Geschäftsstelle TWSD Saarland
Geschäftsstelle TWSD Saarland

Die Trägerwerksgruppe ist dezentral organisiert. Die Landesverbände und Einrichtungen verfügen über ein hohes Maß an Autonomie. Die Landesgeschäftsführer gehören alle zugleich auch dem Gesamtvorstand der TWSD-AG an. Jörg Rommelfanger ist auch deren stellvertretender Vorstandsvorsitzender. Die Dachgesellschaft hat einen neunköpfigen Aufsichtsrat. Dessen Vorsitzender ist seit 2014 der leitende MDR-Redakteur Benedikt Otto. Er ist ebenfalls gebürtiger Saarländer und war bis zur Wende Redakteur beim saarländischen Rundfunk. Die inhaltliche Arbeit der Trägerwerke wird durch ein Kuratorium begleitet, dem 26 Persönlichkeiten des öffentlichen und gesellschaftlichen Lebens angehören. Vorsitzender des Kuratoriums ist der ehemalige deutsche Botschafter bei den Organisationen der Vereinten Nationen in Rom, Dietrich Lincke (Berlin), Stellvertreter der Oberbürgermeister von Meißen, Olaf Raschke. Mit der Gesellschaft verbunden sind eine Akademie zur beruflichen und gesellschaftlichen Fortbildung, ein Handelsunternehmen ein Verlag und eine Druckerei. Die Aufgabe des "Think Tank" für die Trägerwerke hat der 1970 im Flughafenrestaurant von Ensheim gegründete Arbeitskreis für Kultur und Gesellschaftspolitik („Ensheimer Kreis") übernommen.

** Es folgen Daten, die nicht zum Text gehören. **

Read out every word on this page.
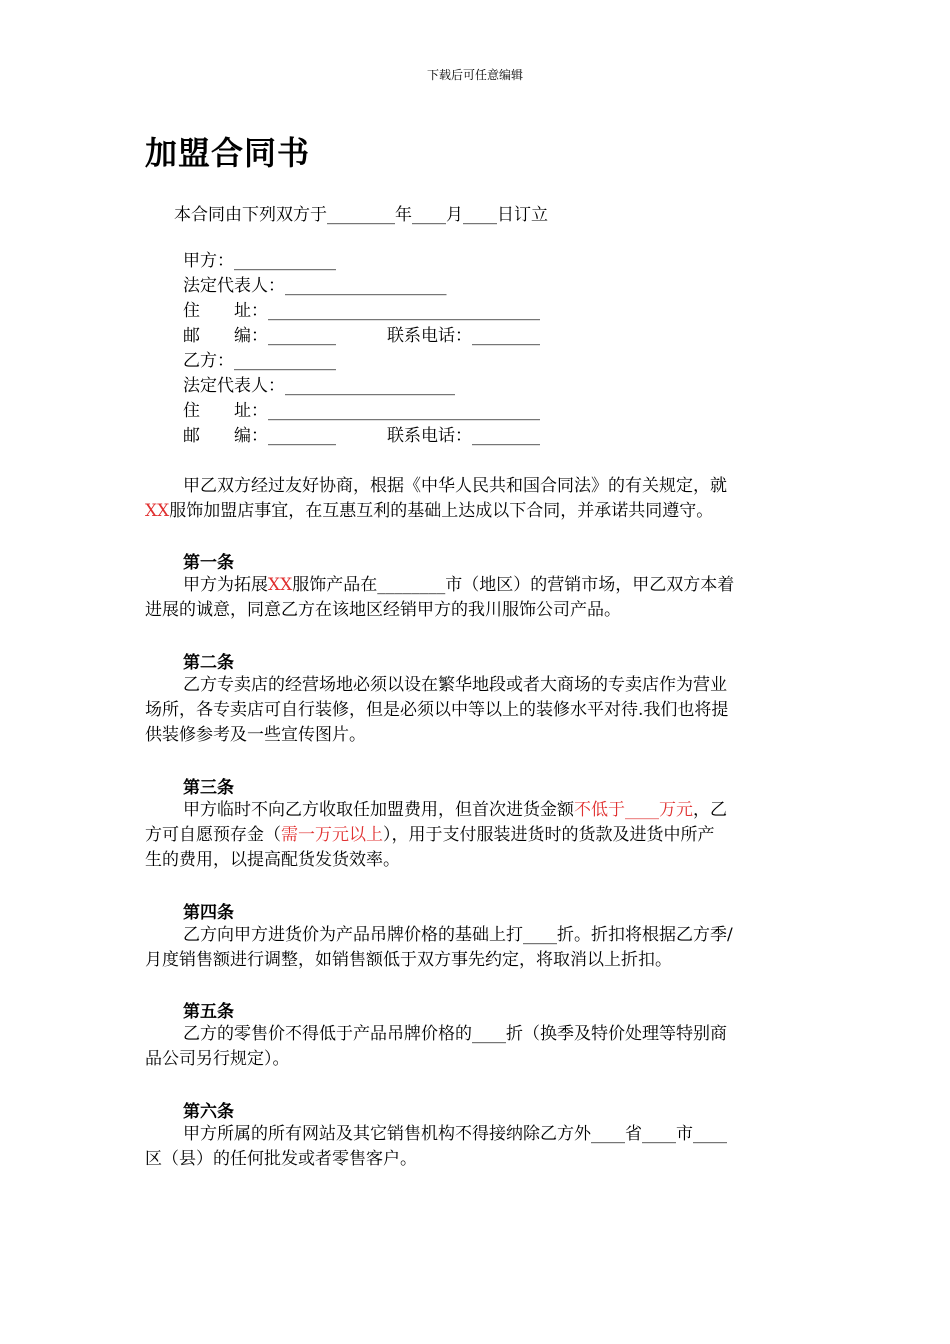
下载后可任意编辑
加盟合同书
本合同由下列双方于________年____月____日订立
甲方：____________
法定代表人：___________________
住　　址：________________________________
邮　　编：________　　　联系电话：________
乙方：____________
法定代表人：____________________
住　　址：________________________________
邮　　编：________　　　联系电话：________
甲乙双方经过友好协商，根据《中华人民共和国合同法》的有关规定，就
XX服饰加盟店事宜，在互惠互利的基础上达成以下合同，并承诺共同遵守。
第一条
甲方为拓展XX服饰产品在________市（地区）的营销市场，甲乙双方本着
进展的诚意，同意乙方在该地区经销甲方的我川服饰公司产品。
第二条
乙方专卖店的经营场地必须以设在繁华地段或者大商场的专卖店作为营业
场所，各专卖店可自行装修，但是必须以中等以上的装修水平对待.我们也将提
供装修参考及一些宣传图片。
第三条
甲方临时不向乙方收取任加盟费用，但首次进货金额不低于____万元，乙
方可自愿预存金（需一万元以上），用于支付服装进货时的货款及进货中所产
生的费用，以提高配货发货效率。
第四条
乙方向甲方进货价为产品吊牌价格的基础上打____折。折扣将根据乙方季/
月度销售额进行调整，如销售额低于双方事先约定，将取消以上折扣。
第五条
乙方的零售价不得低于产品吊牌价格的____折（换季及特价处理等特别商
品公司另行规定）。
第六条
甲方所属的所有网站及其它销售机构不得接纳除乙方外____省____市____
区（县）的任何批发或者零售客户。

Alle Unternehmungen unterliegen den Grundsätzen der Gemeinnützigkeit. Eventuelle Betriebsüberschüsse müssen für die satzungsgemäßen Wohlfahrtszwecke verwendet werden. Außer im Krankenhauswesen sind die Trägerwerke in allen Bereichen der Wohlfahrtspflege engagiert. Schwerpunkte bilden die Jugendhilfe und die Betreuung und Beratung psychisch Erkrankter. Eine Vorreiterrolle haben die Trägerwerke auch in der Hospizbewegung übernommen. Das erste stationäre Hospiz in den neuen Bundesländern sowie das erste im Bundesland Thüringen wurden von den Trägerwerken in Radebeul (bei Dresden) bzw. in Bad Berka (bei Weimar) errichtet.

Zurzeit (2016) engagiert sich die Gruppe auch intensiv im sozialen Quartiersmanagement und in der Betreuung unbegleiteter jugendlicher Flüchtlinge. Das Trägerwerk im Saarland hat seine Arbeit mit Jugendhilfeeinrichtungen in Illingen-Hirtzweiler und in Tholey-Scheuern aufgenommen.

Gemäß ihrer Satzung sind die Trägerwerke politisch und weltanschaulich neutral und arbeiten auf der Grundlage eines freiheitlich-humanistischen Weltbildes. Sie sind Mitglied im Paritätischen Wohlfahrtsverband.